Sen. Hawley says late radio host Rush Limbaugh was 'a proud son of Missouri'

By , NewsRadio 1120 KMOX

Sen. Josh Hawley of Missouri released a statement after the death of well-known radio voice Rush Limbaugh, saying he "was a voice for the voiceless."

The congressman said of his fellow Missouri native:

“A proud son of Missouri, Rush Limbaugh was a voice for the voiceless. He changed talk radio, but more importantly, Rush changed the conversation to speak up for the forgotten, and challenge the establishment. He lived the First Amendment and told hard truths that made the elite uncomfortable, but made sure working men and women had a seat at the table. Erin and I are praying for the Limbaugh family."

Limbaugh, 70, died after he was diagnosed with Stage 4 lung cancer last year. His wife announced his passing on Wednesday on his radio show.

Both Hawley and Limbaugh were viewed as strong supporters of former President Donald Trump. Some have been calling on Hawley to resign or be kicked out from office and claim he helped incite the riot on Jan. 6 at the U.S. Capitol that resulted in the death of five people and forced some lawmakers and their staff to shelter in fear of their lives.

Limbaugh was born in Cape Girardeau, Mo. in 1951. His radio career began there at KGMO.

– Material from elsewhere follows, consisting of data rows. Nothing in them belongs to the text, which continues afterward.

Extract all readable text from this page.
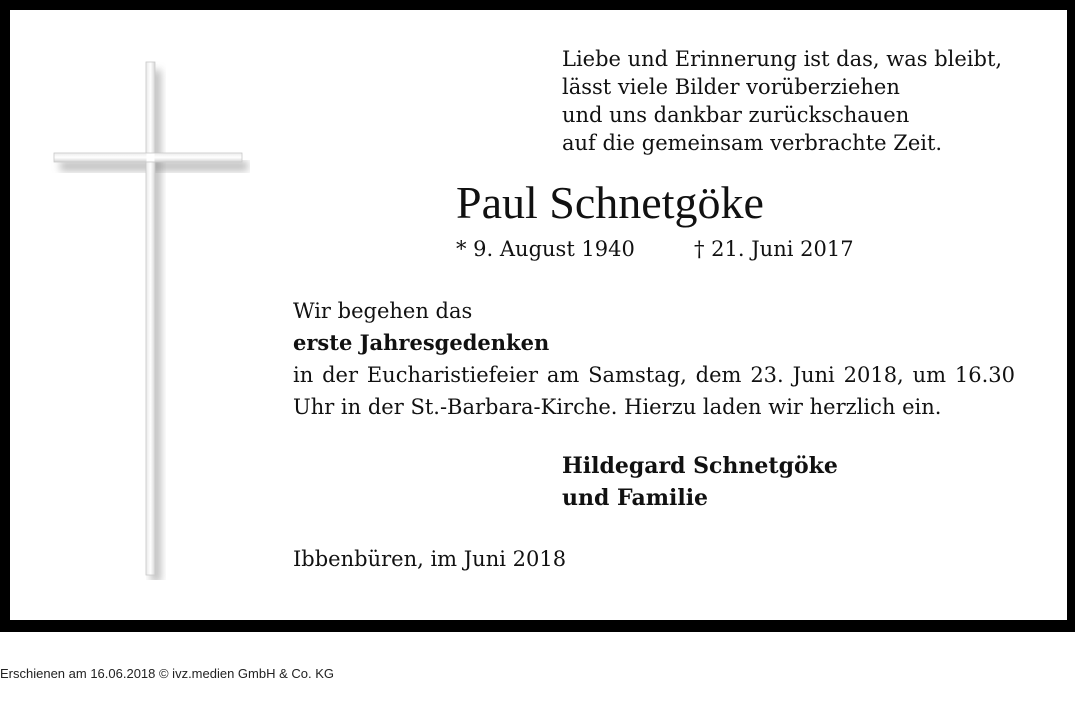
Liebe und Erinnerung ist das, was bleibt,
lässt viele Bilder vorüberziehen
und uns dankbar zurückschauen
auf die gemeinsam verbrachte Zeit.
Paul Schnetgöke
* 9. August 1940	† 21. Juni 2017
Wir begehen das
erste Jahresgedenken
in der Eucharistiefeier am Samstag, dem 23. Juni 2018, um 16.30 Uhr in der St.-Barbara-Kirche. Hierzu laden wir herzlich ein.
Hildegard Schnetgöke
und Familie
Ibbenbüren, im Juni 2018
Erschienen am 16.06.2018 © ivz.medien GmbH & Co. KG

He launched his own show, The Rush Limbaugh Show, in 1988. He became one of the most popular conservative radio hosts in America and has been partially credited for Republicans taking control of the House of Representatives in the 1994 election. His role with conservatives was compared to what Oprah means to women, by Vanity Fair in a 2009 feature.

He was awarded the Medal of Freedom last February, during the State of the Union address by former President Donald Trump. He deactivated his Twitter account in January, following the social media platform's decision to ban Trump for life.

Limbaugh is a member of both the National Radio Hall of Fame and the National Association of Broadcasters Hall of Fame.